包丁でまな板をトントンする音で目がさめる。今日も安定の玉ねぎ味噌汁だ。

味噌汁のにおいと規則正しいトントンの音で毎朝起きる。

朝は必ず白米とお味噌汁だった。昼は給食で食パンが出るからと、母の気づかい。

もう一つの理由は、パンがうちにとっては高級な食べ物だったから。


私は、白くて正方形で表面が少し乾きはじめた食パンしか知らなかった。


丸くツヤツヤのパンをゆっくり真ん中からわると、あんこ、クリーム、が飛びだしてくるパン。

アメリカで流行っている、天ぷらパン。雪のように白くて甘いものが表面を覆っていて、一度噛めば、溶けてしまうぐらいのやわらかさ。食べ終わるときは口のまわりには砂糖がべったり。

フランス人がコーヒー牛乳と一緒に食べるらしい、みかづきの形。口に入れるたびにサクッ、パリッ、と演奏できて、朝のめざめににピッタリ。

そんなパンが売ってるらしい。


父が亡くなったのは私が3さいの頃らしい。


△△△


カーデガンを脱ぎたいぐらい暖かい春の日。

私を後ろにのせ、自転車を細い足でこぐ母は、遠いスーパ―まで行く。

今日は特売日だから。

後ろで足をブラブラさせると、自転車がグラグラと大きく揺れる。

私は倒れないように、体を固くしてじっとした。

いつもは動かないようにしてるけど、今日はとても暖かくて、うれしくて、つい足をブラブラさせてしまった。

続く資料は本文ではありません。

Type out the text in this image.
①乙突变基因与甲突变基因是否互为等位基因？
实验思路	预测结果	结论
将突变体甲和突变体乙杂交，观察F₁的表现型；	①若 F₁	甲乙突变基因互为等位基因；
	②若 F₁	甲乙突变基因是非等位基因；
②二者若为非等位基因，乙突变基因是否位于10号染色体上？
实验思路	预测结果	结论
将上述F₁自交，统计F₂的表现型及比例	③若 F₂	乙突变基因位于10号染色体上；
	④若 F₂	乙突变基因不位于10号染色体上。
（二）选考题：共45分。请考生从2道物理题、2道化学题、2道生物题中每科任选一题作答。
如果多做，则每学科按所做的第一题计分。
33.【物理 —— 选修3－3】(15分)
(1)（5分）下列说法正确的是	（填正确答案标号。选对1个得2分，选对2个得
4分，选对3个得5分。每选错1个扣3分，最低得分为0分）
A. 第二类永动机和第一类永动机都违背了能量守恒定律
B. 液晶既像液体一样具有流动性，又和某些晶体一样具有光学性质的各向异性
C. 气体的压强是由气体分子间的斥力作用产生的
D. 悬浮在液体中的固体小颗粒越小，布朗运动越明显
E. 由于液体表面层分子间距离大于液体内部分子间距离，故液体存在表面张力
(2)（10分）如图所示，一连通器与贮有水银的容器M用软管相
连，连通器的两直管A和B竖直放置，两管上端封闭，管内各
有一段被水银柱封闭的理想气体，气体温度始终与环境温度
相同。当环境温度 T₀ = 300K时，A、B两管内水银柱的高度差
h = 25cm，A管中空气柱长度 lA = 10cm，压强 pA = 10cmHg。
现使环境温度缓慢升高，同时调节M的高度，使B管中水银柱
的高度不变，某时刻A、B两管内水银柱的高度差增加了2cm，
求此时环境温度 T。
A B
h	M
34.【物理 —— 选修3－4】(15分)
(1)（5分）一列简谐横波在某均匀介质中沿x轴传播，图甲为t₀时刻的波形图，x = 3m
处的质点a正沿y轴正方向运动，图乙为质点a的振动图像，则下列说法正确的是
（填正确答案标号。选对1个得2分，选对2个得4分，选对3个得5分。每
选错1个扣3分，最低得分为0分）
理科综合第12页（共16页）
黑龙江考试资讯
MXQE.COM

固くしている私の体にふわっと、いままで体験したことない、香りがすっと入ってきた。

はじめての香りだけど美味しいということは、なぜかすぐ分かる。

「いいにおい」反射的に言葉がでたけど、「食べたい」とは言わなかった。

言ったら母が困るというのは、本能的に感じていた。

母を困らせない技を身につけるのはとても簡単で、すぐに心のくせになった。

ただ我慢すればいいだけのこと。



母はふりかえり、何もいわず微笑んだ。

泣きそうな、でも、泣けない、泣かない、強い微笑み。

自転車がバランスをくずし大きく右側にゆれた。